Seventy-five workers were killed by the disaster, making it the third-worst coal mining accident in Australia in terms of human lives lost. Four of the dead had been at the mouth of the pit at the time of the explosion. Seventy four bodies were recovered by the time the Royal Commission ended, the last body was recovered five months after the disaster after the mine had reopened. The disaster affected people in cities and towns all over the country. The mine, which had operated for six years at the time of the accident, was widely considered safe and had no previous indications of gas leaks. The miners hence worked using open flame lights instead of safety lamps.

==Public inquiry==
A Royal Commission into the accident confirmed that the disaster was caused by the accidental or negligent firing of an explosive charge on top of a block of coal, apparently in order to split it. No methane was ever detected in the mine and candles and naked flames were used throughout its history (Royal Commission: 1921). The investigation found that explosives were used, stored, distributed and carried underground in a careless manner. It was also determined that the lack of appropriate means to render the coal dust safe in the mine was a violation of law. The coal seams at Mt Mulligan are conspicuously dry, leading to the ignition of coal dust from the firing of the charge.
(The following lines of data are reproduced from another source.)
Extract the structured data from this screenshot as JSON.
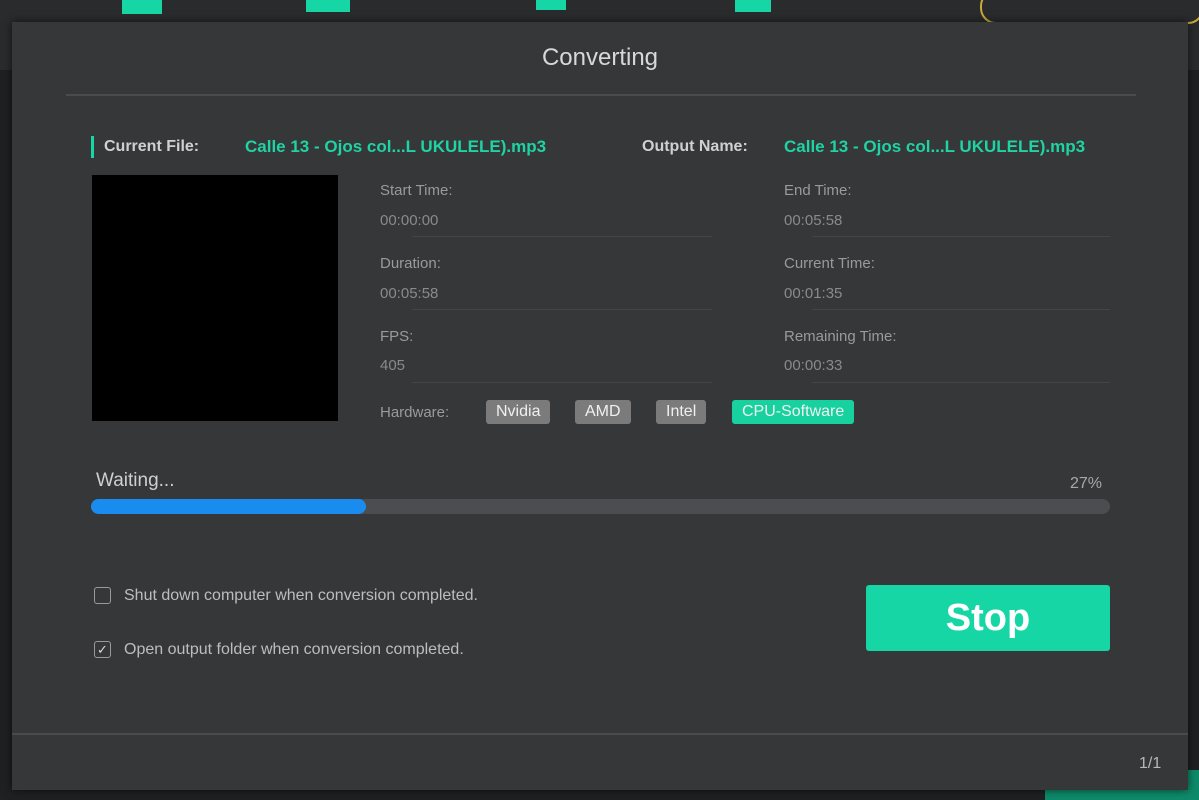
{
  "dialog": {
    "title": "Converting",
    "page_indicator": "1/1"
  },
  "file": {
    "current_label": "Current File:",
    "current_name": "Calle 13 - Ojos col...L UKULELE).mp3",
    "output_label": "Output Name:",
    "output_name": "Calle 13 - Ojos col...L UKULELE).mp3"
  },
  "info": {
    "start_label": "Start Time:",
    "start_value": "00:00:00",
    "end_label": "End Time:",
    "end_value": "00:05:58",
    "duration_label": "Duration:",
    "duration_value": "00:05:58",
    "current_label": "Current Time:",
    "current_value": "00:01:35",
    "fps_label": "FPS:",
    "fps_value": "405",
    "remaining_label": "Remaining Time:",
    "remaining_value": "00:00:33"
  },
  "hardware": {
    "label": "Hardware:",
    "options": [
      "Nvidia",
      "AMD",
      "Intel",
      "CPU-Software"
    ],
    "selected": "CPU-Software"
  },
  "progress": {
    "status": "Waiting...",
    "percent_label": "27%",
    "percent": 27
  },
  "options": {
    "shutdown_label": "Shut down computer when conversion completed.",
    "shutdown_checked": false,
    "open_folder_label": "Open output folder when conversion completed.",
    "open_folder_checked": true,
    "check_glyph": "✓"
  },
  "stop_label": "Stop",
  "colors": {
    "accent": "#17d6a6",
    "progress": "#1a8cf0"
  }
}
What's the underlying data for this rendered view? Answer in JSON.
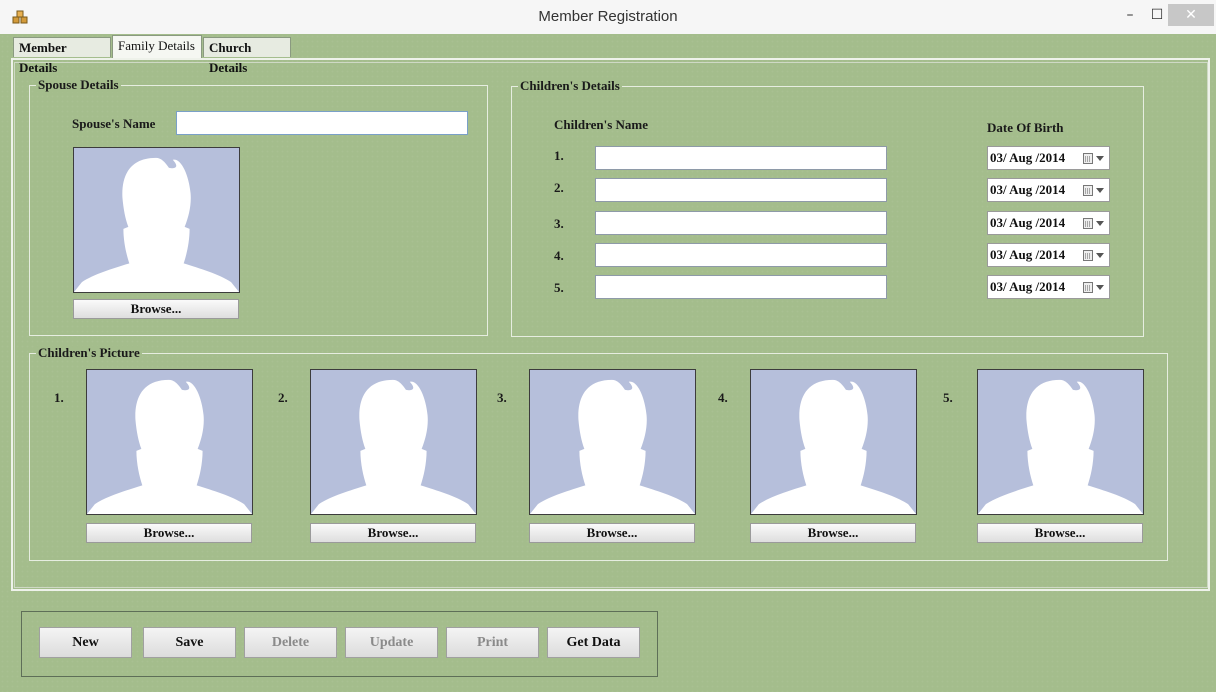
{
  "window": {
    "title": "Member Registration",
    "minimize": "–",
    "maximize": "☐",
    "close": "✕"
  },
  "tabs": [
    {
      "label": "Member Details",
      "active": false
    },
    {
      "label": "Family Details",
      "active": true
    },
    {
      "label": "Church Details",
      "active": false
    }
  ],
  "spouse": {
    "group_title": "Spouse Details",
    "name_label": "Spouse's Name",
    "name_value": "",
    "browse_label": "Browse..."
  },
  "children": {
    "group_title": "Children's Details",
    "name_header": "Children's Name",
    "dob_header": "Date Of Birth",
    "rows": [
      {
        "num": "1.",
        "name": "",
        "dob": "03/ Aug /2014"
      },
      {
        "num": "2.",
        "name": "",
        "dob": "03/ Aug /2014"
      },
      {
        "num": "3.",
        "name": "",
        "dob": "03/ Aug /2014"
      },
      {
        "num": "4.",
        "name": "",
        "dob": "03/ Aug /2014"
      },
      {
        "num": "5.",
        "name": "",
        "dob": "03/ Aug /2014"
      }
    ]
  },
  "pictures": {
    "group_title": "Children's Picture",
    "items": [
      {
        "num": "1.",
        "browse": "Browse..."
      },
      {
        "num": "2.",
        "browse": "Browse..."
      },
      {
        "num": "3.",
        "browse": "Browse..."
      },
      {
        "num": "4.",
        "browse": "Browse..."
      },
      {
        "num": "5.",
        "browse": "Browse..."
      }
    ]
  },
  "actions": [
    {
      "label": "New",
      "enabled": true
    },
    {
      "label": "Save",
      "enabled": true
    },
    {
      "label": "Delete",
      "enabled": false
    },
    {
      "label": "Update",
      "enabled": false
    },
    {
      "label": "Print",
      "enabled": false
    },
    {
      "label": "Get Data",
      "enabled": true
    }
  ],
  "colors": {
    "background": "#a4bd8c",
    "photo_bg": "#b6bfdb",
    "silhouette": "#ffffff"
  },
  "icons": {
    "app": "app-logo-icon",
    "placeholder": "person-silhouette-icon",
    "calendar": "calendar-icon"
  }
}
The disaster was also the impetus for the passing of a Coal Mining Act in Queensland that would ban the use of open flames in underground coal mines.

==Aftermath==
The mine was reopened after four months and suffered surprisingly little damage from the explosion. In 1923, the Queensland Government bought it from the operators. It was in operation until 1957, although it was heavily subsidised after World War II. The mine's final demise occurred with the completion of the Tully Falls hydro electricity scheme. Soon after, the town was sold and most of the buildings were removed.